Canada places sanctions on Syria (Vancouver Sun)
OTTAWA — Canada is imposing immediate sanctions against members of the current Syrian regime in response to the brutal crackdown on protesters in that country, Foreign Affairs Minister John Baird said Tuesday.
Adopted under the Special Economic Measures Act, the sanctions include a travel ban on President Bashar al-Assad and others associated with his regime as well as an asset freeze.
Canada has also announced an immediate ban on exports of certain goods and technologies, including arms, munitions, military, nuclear and strategic items intended for use by Syrian armed forces, police, government agencies or other security personnel, Baird said.
Bilateral co-operation agreements and initiatives between Canada and Syria will also be suspended, while people living in Canada as well as citizens living abroad will be barred from dealing in property belonging to listed individuals.
Canada is also recommending against all travel to Syria, Baird said.
“The sanctions we are putting in place will target the current Syrian regime and are not intended to punish the Syrian people,” he said. “The Syrian people have clearly expressed a desire for a more transparent system of government and their call for a more democratic society has been heard.”
Baird made the announcement at a hastily arranged news conference on Parliament Hill. It came after senior cabinet ministers met to discuss the issue and formulate a response to the government-sanctioned violence occurring in Syria.
Prime Minister Stephen Harper had asked his ministers last week for options on imposing sanctions on Syria.
He travels to France later this week for the annual G8 summit, where this year’s discussions are expected to be dominated by the wave of democratic protests that have been sweeping through the Arab world in recent months.
Harper is particularly angry with the actions of the Syrian president who has insisted on using violence to suppress protesters.
“Canada is gravely concerned at the excessive use of force by the Syrian regime against its own people, which has reportedly resulted in the deaths of hundreds of civilians and the detention of thousands more,” Harper said in a statement. “The sanctions being announced today are a repudiation of Syria’s blatant violation of its international human rights obligations that threaten the security of the entire Middle East.”
Shortly before Canada unveiled its plan to impose sanctions, the Opposition noted its support for such a move.
NDP leader Jack Layton said it’s something his party called for several days ago.
“We believed that kind of significant action should be taken by the Canadian government and that it should be followed up always with an offer to assist with the resolution of difficult conflict situations,” he said.
“We’re very supportive of the impulse that’s emerging in so many of these countries toward the creation of more democratic, open and accountable governance.”
According to the latest estimates, about 1,000 civilians have died in two months of clashes between government forces and protesters.

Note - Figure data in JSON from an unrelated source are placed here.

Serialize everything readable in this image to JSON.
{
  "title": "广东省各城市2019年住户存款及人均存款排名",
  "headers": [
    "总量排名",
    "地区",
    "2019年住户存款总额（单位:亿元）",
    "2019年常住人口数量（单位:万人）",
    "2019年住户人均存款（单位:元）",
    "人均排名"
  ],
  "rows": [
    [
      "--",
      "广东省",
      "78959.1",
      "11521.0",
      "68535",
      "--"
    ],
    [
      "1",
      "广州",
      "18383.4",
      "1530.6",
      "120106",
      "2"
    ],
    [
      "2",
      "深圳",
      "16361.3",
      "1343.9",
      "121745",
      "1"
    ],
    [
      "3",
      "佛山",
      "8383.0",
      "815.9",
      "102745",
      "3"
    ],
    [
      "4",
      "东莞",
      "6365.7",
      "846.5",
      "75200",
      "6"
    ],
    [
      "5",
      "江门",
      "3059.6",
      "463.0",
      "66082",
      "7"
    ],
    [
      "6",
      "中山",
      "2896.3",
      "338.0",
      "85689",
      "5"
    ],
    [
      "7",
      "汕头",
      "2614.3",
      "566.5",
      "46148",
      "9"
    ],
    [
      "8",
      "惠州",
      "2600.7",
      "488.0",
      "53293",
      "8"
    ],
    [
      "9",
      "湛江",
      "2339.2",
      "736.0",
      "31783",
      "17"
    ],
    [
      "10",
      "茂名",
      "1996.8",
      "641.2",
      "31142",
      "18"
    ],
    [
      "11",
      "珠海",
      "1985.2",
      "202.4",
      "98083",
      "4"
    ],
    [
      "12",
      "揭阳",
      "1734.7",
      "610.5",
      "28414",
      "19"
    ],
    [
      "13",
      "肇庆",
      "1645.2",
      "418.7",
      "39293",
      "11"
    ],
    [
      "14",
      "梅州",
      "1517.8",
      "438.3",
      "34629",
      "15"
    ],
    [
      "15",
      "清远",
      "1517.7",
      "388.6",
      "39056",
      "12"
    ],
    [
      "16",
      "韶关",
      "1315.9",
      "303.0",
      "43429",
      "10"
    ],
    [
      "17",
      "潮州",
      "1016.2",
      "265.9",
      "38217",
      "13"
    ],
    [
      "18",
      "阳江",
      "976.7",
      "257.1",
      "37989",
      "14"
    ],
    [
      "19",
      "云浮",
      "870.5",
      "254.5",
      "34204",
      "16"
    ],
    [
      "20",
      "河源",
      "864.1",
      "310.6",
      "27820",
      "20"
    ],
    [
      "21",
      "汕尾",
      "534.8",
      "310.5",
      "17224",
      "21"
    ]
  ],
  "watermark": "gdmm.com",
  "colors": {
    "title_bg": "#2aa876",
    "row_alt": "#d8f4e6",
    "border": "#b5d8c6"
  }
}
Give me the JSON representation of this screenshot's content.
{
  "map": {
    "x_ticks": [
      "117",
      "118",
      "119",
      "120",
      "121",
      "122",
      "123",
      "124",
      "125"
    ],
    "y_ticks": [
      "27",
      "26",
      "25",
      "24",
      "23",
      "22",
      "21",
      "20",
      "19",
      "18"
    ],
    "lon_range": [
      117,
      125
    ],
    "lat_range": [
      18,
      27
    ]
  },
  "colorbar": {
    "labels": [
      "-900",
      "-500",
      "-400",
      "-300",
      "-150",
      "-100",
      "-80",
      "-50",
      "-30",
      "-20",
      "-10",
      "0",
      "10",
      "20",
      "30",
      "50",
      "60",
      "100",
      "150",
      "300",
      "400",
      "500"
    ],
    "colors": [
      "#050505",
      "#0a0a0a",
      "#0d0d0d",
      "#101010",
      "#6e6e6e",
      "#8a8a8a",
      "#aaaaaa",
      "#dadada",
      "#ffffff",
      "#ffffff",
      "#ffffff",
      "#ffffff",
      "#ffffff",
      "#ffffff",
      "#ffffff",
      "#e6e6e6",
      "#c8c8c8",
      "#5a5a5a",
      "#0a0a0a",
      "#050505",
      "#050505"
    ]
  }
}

Syrian authorities dispute this, blaming armed groups instead.
A spokesman for Harper said last week that the prime minister believes the actions of the Syrian government against civilians are “unacceptable” and that he will raise the situation with his counterparts at the upcoming G8 summit in Deauville, France.
Last Friday marked the 10th consecutive week protesters have defied the crackdown to take to the streets in what has become an escalating cycle of demonstrations, gunfire and arrests. Syrian troops have besieged and bombarded several of the top protest flashpoints, yet protesters are still demonstrating in some towns.
The United States and Europe have already imposed sanctions on Syria. Washington has frozen assets held by Assad and his top political aides to put pressure on the regime, while the European Union has placed an arms embargo on the country.
The wave of protests is the most serious challenge to Assad’s 11-year rule. His minority Alawite family has held power over majority Sunni Muslim Syria for four decades. The uprising followed revolts that ousted leaders in Egypt and Tunisia.
According to Foreign Affairs, Canada exported $59,950,742 worth of goods to Syria last year an imported $16,731,777.